Italian Catholic priest

Camillo Almici (2 November 1714 – 30 December 1779) was a Catholic priest and academic of the Congregation of the Oratory.

==Biography==
Almici was born at Brescia, of a noble family. He became a member of the Congregation of the Oratory at a very early age, and devoted himself to the study of theology, Greek, and Hebrew, the Bible, chronology, religious and secular history, antiquities, criticism, diplomacy, and liturgy. He gained a strong reputation among his contemporaries for his scholarship.

He has left critical reflections on the work of Febronius's De Statu Ecclesiae (1763), together with some treatises, part of which are still in manuscript. His Méditations sur la vie et les écrits du P. Sarpi is a critical examination of Paolo Sarpi's partisan history of the Council of Trent.
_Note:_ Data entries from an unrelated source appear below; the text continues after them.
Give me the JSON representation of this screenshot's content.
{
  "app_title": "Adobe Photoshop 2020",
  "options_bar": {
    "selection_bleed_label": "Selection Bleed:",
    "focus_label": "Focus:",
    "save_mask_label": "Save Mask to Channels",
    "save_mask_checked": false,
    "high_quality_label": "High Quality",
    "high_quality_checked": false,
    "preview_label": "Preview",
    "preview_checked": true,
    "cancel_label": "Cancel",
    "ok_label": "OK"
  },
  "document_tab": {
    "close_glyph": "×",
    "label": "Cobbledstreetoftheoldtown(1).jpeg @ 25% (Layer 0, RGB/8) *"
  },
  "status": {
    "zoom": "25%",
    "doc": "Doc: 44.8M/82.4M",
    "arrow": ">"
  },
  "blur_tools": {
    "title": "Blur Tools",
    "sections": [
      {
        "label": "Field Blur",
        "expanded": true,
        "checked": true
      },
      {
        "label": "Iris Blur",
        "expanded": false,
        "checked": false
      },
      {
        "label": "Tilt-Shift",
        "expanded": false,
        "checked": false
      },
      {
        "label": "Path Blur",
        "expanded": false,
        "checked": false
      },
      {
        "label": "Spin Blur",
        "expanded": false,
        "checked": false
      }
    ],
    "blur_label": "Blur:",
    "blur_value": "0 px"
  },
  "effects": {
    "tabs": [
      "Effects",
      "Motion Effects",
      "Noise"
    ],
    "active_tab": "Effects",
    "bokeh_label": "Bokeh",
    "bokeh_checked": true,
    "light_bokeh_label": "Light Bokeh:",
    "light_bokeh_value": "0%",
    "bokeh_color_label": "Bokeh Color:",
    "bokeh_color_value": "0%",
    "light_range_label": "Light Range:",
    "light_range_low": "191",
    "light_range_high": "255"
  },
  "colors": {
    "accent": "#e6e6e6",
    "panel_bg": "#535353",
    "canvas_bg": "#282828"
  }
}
He wrote under multiple pseudonyms, including Callimaco Limi, Callimaco Mili, and N. N.

His brother Giambattista Almici was a celebrated Italian jurist.

==Works==

Of the many works he wrote, the principal are the following:

- Riflessioni sù di un libro di G. Febronio (1766)
- Critica contro le opere del pericoloso Voltaire (1770)
- Dissertazione spora i Martiri della Chiesa cattolica (1765, 2 vols.)